ずいぶんと間が空いてしまいました。
嶋田洋平さんの『ほしい暮らしは自分でつくる ぼくらのリノベーションまちづくり』を読んで、色々と感じるところ、思うところがありました。
まちの中にある遊休不動産を資源化し、リノベーションし、魅力的な拠点ができると、そこを起点に地域が変わっていく。半径数百メートルの間に魅力をつなぐこと。

そうしう中で地域にお金を回していくことで生活できるようにしていくこと。
全国各地に広がりを見せ、岡崎市なども取り入れようとしている、「リノベーションまちづくり」という取り組み。
実際のところ、空気感や”バイブス”みたいなものは現場に行ってみないとわからないよなぁ。
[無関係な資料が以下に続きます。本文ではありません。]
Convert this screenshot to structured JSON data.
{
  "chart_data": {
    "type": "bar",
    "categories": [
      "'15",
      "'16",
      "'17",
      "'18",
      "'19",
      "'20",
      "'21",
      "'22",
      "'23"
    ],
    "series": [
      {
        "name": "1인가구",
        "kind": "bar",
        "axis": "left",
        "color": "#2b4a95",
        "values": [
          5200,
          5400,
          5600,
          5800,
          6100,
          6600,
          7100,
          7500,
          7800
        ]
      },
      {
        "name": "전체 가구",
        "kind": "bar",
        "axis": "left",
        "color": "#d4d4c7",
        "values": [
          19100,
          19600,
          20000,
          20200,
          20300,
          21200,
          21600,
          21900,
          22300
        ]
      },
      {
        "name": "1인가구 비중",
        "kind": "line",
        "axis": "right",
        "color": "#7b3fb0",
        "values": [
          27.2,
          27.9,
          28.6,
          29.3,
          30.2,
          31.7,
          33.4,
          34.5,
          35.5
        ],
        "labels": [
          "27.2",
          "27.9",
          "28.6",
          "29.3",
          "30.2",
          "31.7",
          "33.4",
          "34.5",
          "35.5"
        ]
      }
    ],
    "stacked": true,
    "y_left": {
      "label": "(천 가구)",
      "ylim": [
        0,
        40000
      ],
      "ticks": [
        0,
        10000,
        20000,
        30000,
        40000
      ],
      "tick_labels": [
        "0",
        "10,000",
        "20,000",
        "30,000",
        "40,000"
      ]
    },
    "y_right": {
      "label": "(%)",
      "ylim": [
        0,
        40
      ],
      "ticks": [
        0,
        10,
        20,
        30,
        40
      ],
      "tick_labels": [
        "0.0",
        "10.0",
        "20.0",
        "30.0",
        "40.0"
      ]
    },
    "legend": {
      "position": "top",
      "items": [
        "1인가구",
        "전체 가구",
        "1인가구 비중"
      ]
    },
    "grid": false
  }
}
ということで、以前から気になっていた長野の「リビルディングセンタージャパン」(諏訪市)と「マスヤゲストハウス」(下諏訪)、その他福岡市や北九州の小倉へと、視察旅行(a.k.a 自腹旅)に行ってきました。

リビルディングセンタージャパン

リビルディングセンタージャパン(外部リンク)

リビルディングセンター外観

“レスキュー”のニーズや集まる速度に販売速度が追いつかないため、開店後初めての半額セールを行うということで、いろいろと参考になりそうなので、視察もかねて3月に長野県の店舗へ行ってきました。

「リビリディングセンター」には本家があって、もとのリビリディングセンターはアメリカ、ポートランドにあるリサイクル建材を扱う場所です。非営利団体による活動で、写真で見る限りですが、バスタブやトイレ、床材やドアノブ、解体現場から手作業で回収された素材を扱うDIY好きにはたまらないお店です。(そういえば最近読み返して気がついたんですが、『Spectator』の2009年「FROM OREGON WITH DIY」という特集号にはすでに載っていて、流し読みしていて正直最初に読んだときはピンときていませんでした。
ポートランドは「小商い」とか「サードウェーブコーヒー」とかの流れもあって、ここ数年、デザインの流行の中心地みたいに存在感を発してる感じです。しばらくそれが続いているのはやっぱり持続可能で人間中心な考え方が今のライフスタイルに合っていたり、何かを示唆しているからなんだろうな。)

 

その本家リビセンに影響を受け、名前の使用許可を取ってリビルディングセンタージャパンを始めたのが、代表の東野唯史さん。クラウドファウンディングによる資金調達や多くの人の協力で2016年の秋にオープンしました。

先日大ナゴヤ大学のイベント(2017/2/11『憧れの「つくる」暮らし 〜電力・住・食 編〜』)で東野さんのお話を聞きにいったところ、古材を”回収”ではなく”レスキュー” するといっていたのがとても印象的でした。もともとデザイナーで空間設計などをやっていた方で、その場に行って滞在し、たくさんの人と一緒に建築や空間作るということも興味深く、同じく諏訪地区にある、東野さんが手がけた「マスヤゲストハウス」にもいつか泊まってみようと思っていました。

コンテンツとしての空間

もう一つ、マスヤゲストハウスという素晴らしい東野唯史さんがリノベーションを手がけたゲストハウスにも泊まったのですが、リビセンまででやめておきます…。
(マスヤゲストハウスのホスピタリティには大変感動しました。他の宿で感じたことのない感覚で、素晴らしい宿とスタッフでした。人に会いに旅行をする人たちのことがわかりました。)
マスヤゲストハウス(外部リンク)
結論としてはマスヤゲストハウスに宿泊したことと、リビルディングセンターを見たことで、今後の自分の活動方針がなんとなく決まりました。

僕は、「アフォーダンス」というか環境による誘引の力というものをものすごく信じています。
まちでいくと、良い場、良い空間が生まれ、それが周囲に点として溢れ出して、連続的に繋がっていることで、地域がよくなっていく。魅力的な場所には、お店だったりスペースだったりゲストハウスだったり、起点は様々ですが、そういう流れがある気がします。
そういう意味で、「リノベーションまちづくり」というのは、記号的で、メディアデザイン的でもあるのだと感じています。空間もコンテンツも、もはや変わらない。
空間もIoT(「Internet of Things」=モノのインターネット)が進むことで仮想度が増したり、携帯電話などの画面を含め、ディスプレイが空間に溢れてくることやスマートフォンやSNS越しに世界を見ることで、世界そのものが映像メディア的になっています。

現代・現時点において、空間というのはとても強力なメディアでありコンテンツになっています。
空間やコミュニティまで含めた動線設計や関係性のデザインを考える必要があるんだと言語化できました。なので今後は、これまでのWebなどのデジタルコンテンツ制作業務中心から、徐々に地域のデザイン、拠点の整備、移住を考える人や地域の人などの”人”へのシフト(業務領域の拡大)をおこなっていくことになるのだと思います。